Supports keyword option for `:outfields`. See
`cascalog.cascading.tap/lfs-tap` for more keyword arguments.

 See http://www.cascading.org/javadoc/cascading/tap/Lfs.html and
 http://www.cascading.org/javadoc/cascading/scheme/SequenceFile.html

lfs-tap

(lfs-tap scheme path-or-file & {:keys [sinkmode sinkparts sink-template source-pattern templatefields], :or {templatefields Fields/ALL}})
Returns a Cascading Lfs tap with support for the supplied scheme,
opened up on the supplied path or file object. Supported keyword
options are:

`:sinkmode` - can be `:keep`, `:update` or `:replace`.

`:sinkparts` - used to constrain the segmentation of output files.

`:source-pattern` - Causes resulting tap to respond as a GlobHfs tap
when used as source.

`:sink-template` - Causes resulting tap to respond as a TemplateTap
when used as a sink.

`:templatefields` - When pattern is supplied via :sink-template,
this option allows a subset of output fields to be used in the
naming scheme.

lfs-textline

(lfs-textline path & opts)
Creates a tap on the local filesystem using textline format.

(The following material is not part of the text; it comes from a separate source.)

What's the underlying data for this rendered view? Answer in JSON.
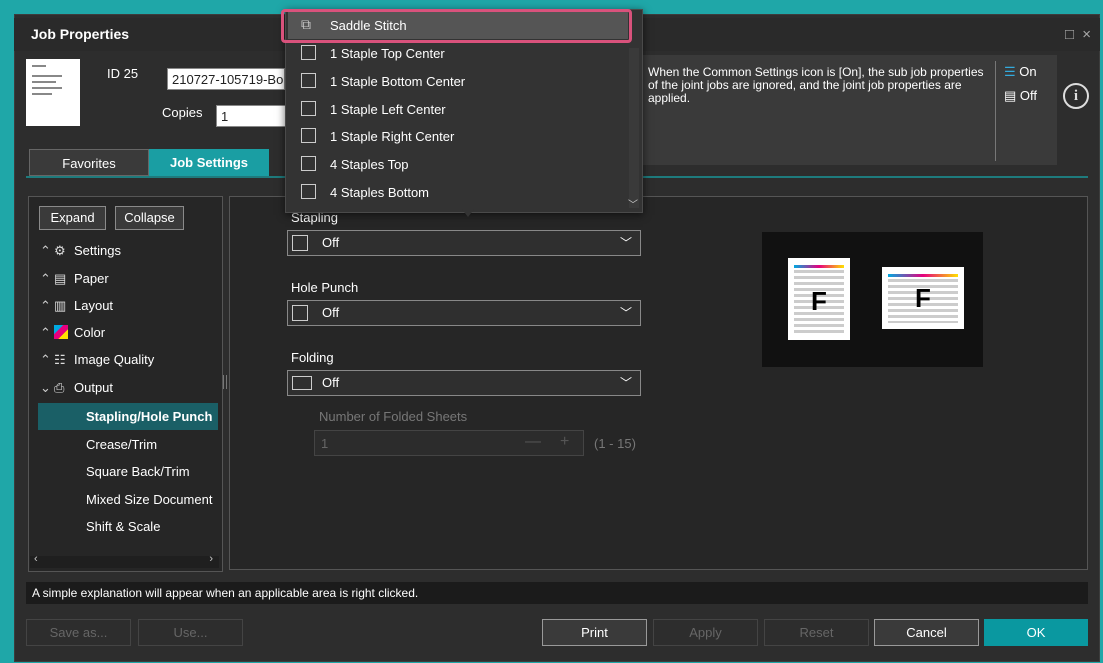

Supports keyword option for `:outfields`. See
`cascalog.cascading.tap/lfs-tap` for more keyword arguments.

 See http://www.cascading.org/javadoc/cascading/tap/Lfs.html and
 http://www.cascading.org/javadoc/cascading/scheme/TextLine.html

mapcatfn

macro

(mapcatfn & body)

mapcatop

mapfn

macro

(mapfn & body)

mapop

memory-source-tap

(memory-source-tap tuples)(memory-source-tap fields-in tuples)

name-vars

(name-vars gen vars)

normalize-sink-connection

(normalize-sink-connection sink subquery)

num-out-fields

(num-out-fields _)

parallelagg

predmacro

macro

(predmacro & body)
A more general but more verbose way to create predicate macros.

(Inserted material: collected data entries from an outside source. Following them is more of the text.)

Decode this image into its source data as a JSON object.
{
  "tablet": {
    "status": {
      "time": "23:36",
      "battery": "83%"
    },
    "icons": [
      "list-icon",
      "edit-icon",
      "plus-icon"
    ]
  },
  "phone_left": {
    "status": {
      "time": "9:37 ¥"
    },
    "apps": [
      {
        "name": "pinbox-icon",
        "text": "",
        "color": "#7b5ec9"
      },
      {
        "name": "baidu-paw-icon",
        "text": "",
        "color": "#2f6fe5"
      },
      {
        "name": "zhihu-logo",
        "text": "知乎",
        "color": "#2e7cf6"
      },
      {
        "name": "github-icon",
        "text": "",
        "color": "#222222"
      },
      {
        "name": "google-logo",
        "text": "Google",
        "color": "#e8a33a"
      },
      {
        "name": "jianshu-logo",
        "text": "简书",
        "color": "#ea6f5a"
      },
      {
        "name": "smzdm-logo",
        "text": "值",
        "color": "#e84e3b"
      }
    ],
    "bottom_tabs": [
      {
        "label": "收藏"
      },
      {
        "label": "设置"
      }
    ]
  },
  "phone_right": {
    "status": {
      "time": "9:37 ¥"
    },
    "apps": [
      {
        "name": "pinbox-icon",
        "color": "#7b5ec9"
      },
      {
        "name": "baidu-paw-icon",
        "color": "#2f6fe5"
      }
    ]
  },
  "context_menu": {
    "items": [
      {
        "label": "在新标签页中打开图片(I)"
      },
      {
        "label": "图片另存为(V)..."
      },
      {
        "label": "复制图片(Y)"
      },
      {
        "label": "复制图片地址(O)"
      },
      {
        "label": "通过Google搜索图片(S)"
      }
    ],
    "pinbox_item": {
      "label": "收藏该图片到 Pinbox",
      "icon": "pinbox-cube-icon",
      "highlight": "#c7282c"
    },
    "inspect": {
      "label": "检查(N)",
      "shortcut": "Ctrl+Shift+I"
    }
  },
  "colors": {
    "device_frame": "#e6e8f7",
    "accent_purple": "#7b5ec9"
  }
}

Creates a function that takes in [invars outvars] and returns a
list of predicates. When making predicate macros this way, you must
create intermediate variables with gen-nullable-var(s). This is
because unlike the (<- [?a :> ?b] ...) way of doing pred macros,
Cascalog doesn't have a declaration for the inputs/outputs.

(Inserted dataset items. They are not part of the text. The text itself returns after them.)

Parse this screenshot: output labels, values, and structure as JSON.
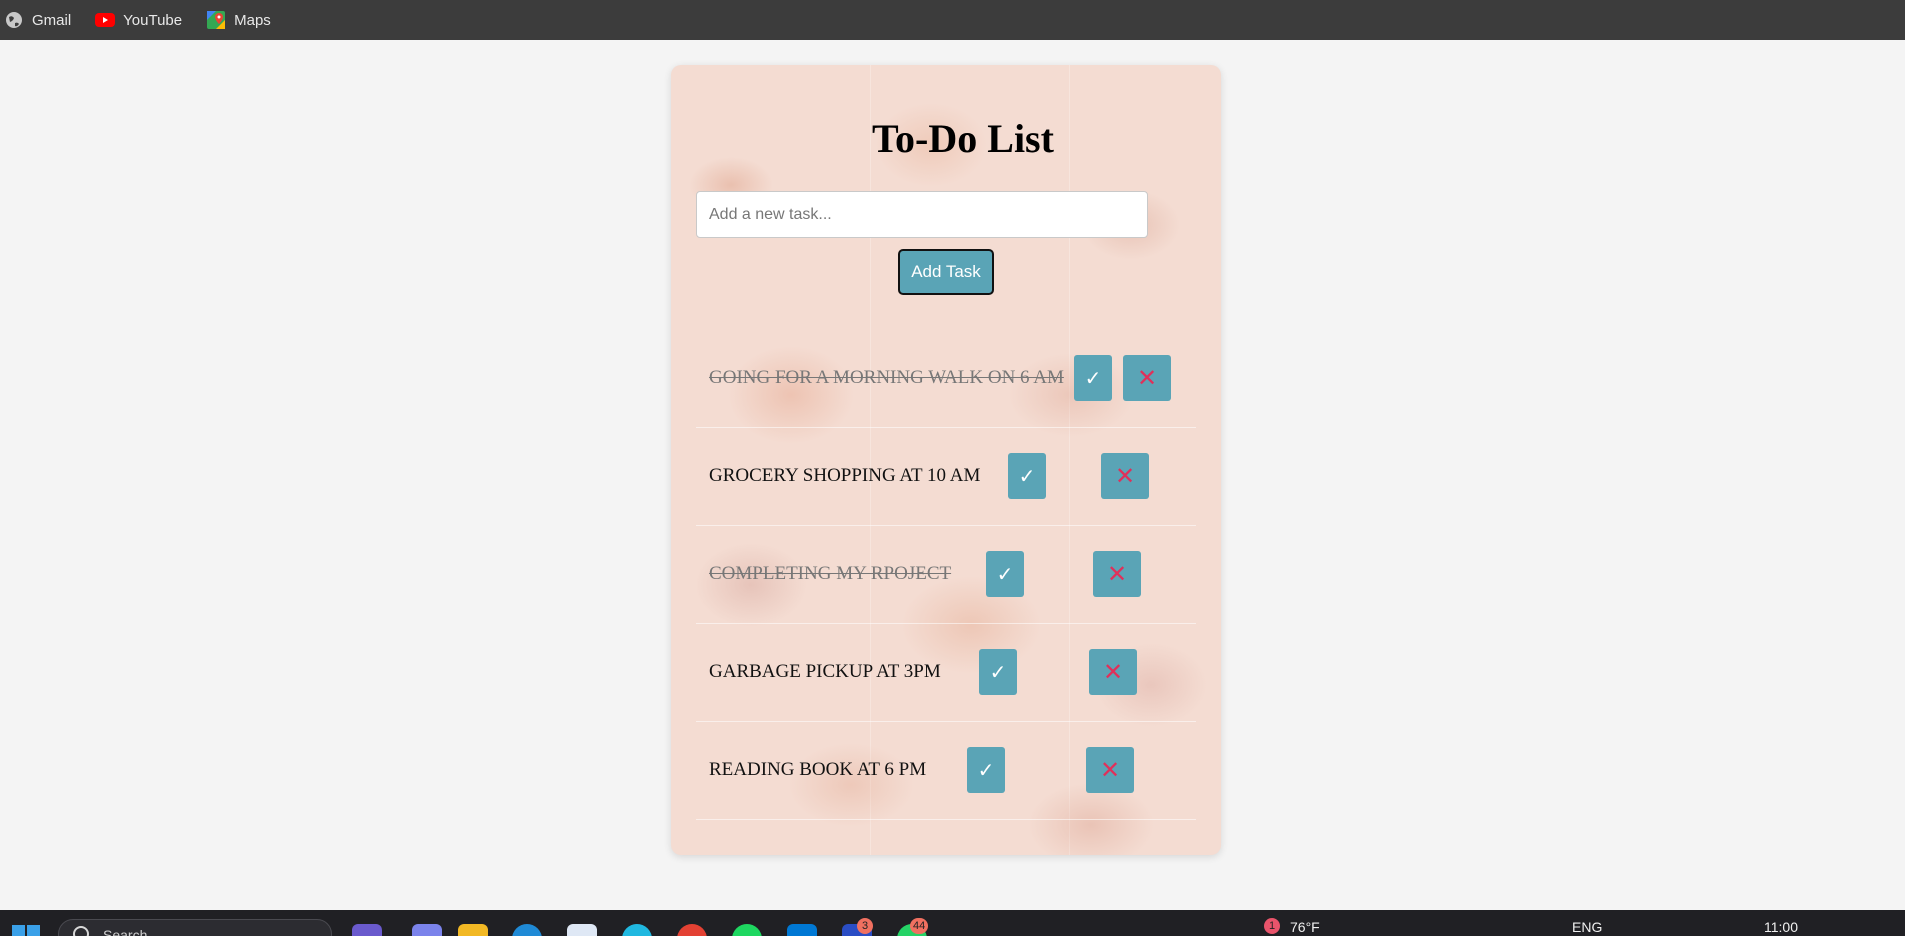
{
  "bookmarks": [
    {
      "label": "Gmail",
      "icon": "globe-icon"
    },
    {
      "label": "YouTube",
      "icon": "youtube-icon"
    },
    {
      "label": "Maps",
      "icon": "maps-icon"
    }
  ],
  "app": {
    "title": "To-Do List",
    "input_placeholder": "Add a new task...",
    "input_value": "",
    "add_button_label": "Add Task",
    "check_symbol": "✓",
    "delete_symbol": "✕",
    "colors": {
      "button_bg": "#5aa4b6",
      "delete_icon": "#e0305a",
      "done_text": "#777777"
    },
    "tasks": [
      {
        "text": "GOING FOR A MORNING WALK ON 6 AM",
        "done": true
      },
      {
        "text": "GROCERY SHOPPING AT 10 AM",
        "done": false
      },
      {
        "text": "COMPLETING MY RPOJECT",
        "done": true
      },
      {
        "text": "GARBAGE PICKUP AT 3PM",
        "done": false
      },
      {
        "text": "READING BOOK AT 6 PM",
        "done": false
      }
    ]
  },
  "taskbar": {
    "search_placeholder": "Search",
    "badges": {
      "app_a": "3",
      "app_b": "44",
      "weather": "1"
    },
    "weather": "76°F",
    "language": "ENG",
    "time": "11:00"
  }
}
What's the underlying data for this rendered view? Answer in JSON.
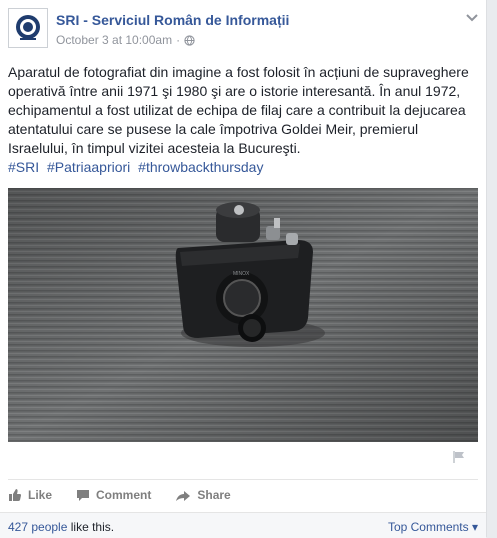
{
  "page": {
    "name": "SRI - Serviciul Român de Informații",
    "date": "October 3 at 10:00am",
    "separator": "·"
  },
  "post": {
    "text": "Aparatul de fotografiat din imagine a fost folosit în acțiuni de supraveghere operativă între anii 1971 şi 1980 şi are o istorie interesantă. În anul 1972, echipamentul a fost utilizat de echipa de filaj care a contribuit la dejucarea atentatului care se pusese la cale împotriva Goldei Meir, premierul Israelului, în timpul vizitei acesteia la Bucureşti.",
    "hashtags": [
      "#SRI",
      "#Patriaapriori",
      "#throwbackthursday"
    ]
  },
  "actions": {
    "like": "Like",
    "comment": "Comment",
    "share": "Share"
  },
  "footer": {
    "likes_count": "427 people",
    "likes_suffix": "like this.",
    "top_comments": "Top Comments ▾"
  },
  "icons": {
    "avatar": "sri-emblem-icon",
    "globe": "globe-icon",
    "chevron": "chevron-down-icon",
    "flag": "flag-icon"
  }
}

See https://github.com/nathanmarz/cascalog/wiki/Predicate-macros

predmacro*

(predmacro* fun)
Functional version of predmacro. See predmacro for details.

prepfn

macro

(prepfn args & body)
Defines a prepared operation. Pass in an argument vector of two
items and return either a function or a Map with two
keywords; :operate and :cleanup

select-fields

(select-fields gen fields)
Select fields of a named generator.

Example:
(<- [?a ?b ?sum]
    (+ ?a ?b :> ?sum)
    ((select-fields generator ["?a" "?b"]) ?a ?b))

sequence-file

(sequence-file field-names)

stdout

(stdout)
Creates a tap that prints tuples sunk to it to standard
output. Useful for experimentation in the REPL.

text-line

(text-line)(text-line field-names)(text-line source-fields sink-fields)(text-line source-fields sink-fields compression)

to-tail

(to-tail g & {:keys [fields]})

union

(union & gens)
Merge the tuples from the subqueries together into a single
subquery and ensure uniqueness of tuples.

with-job-conf

macro

(with-job-conf conf & body)
Modifies the job conf for queries executed within the form. Nested
with-job-conf calls will merge configuration maps together, with
innermost calls taking precedence on conflicting keys.

with-serializations

macro

(with-serializations serial-vec & forms)
Enables the supplied serializations for queries executed within the
form. Serializations should be provided as a vector of strings or
classes, like so:

(import 'org.apache.hadoop.io.serializer.JavaSerialization)
(with-serializations [JavaSerialization]
   (?<- ...))

Serializations nest; nested calls to with-serializations will merge
and unique with serializations currently specified by other calls to
`with-serializations` or `with-job-conf`.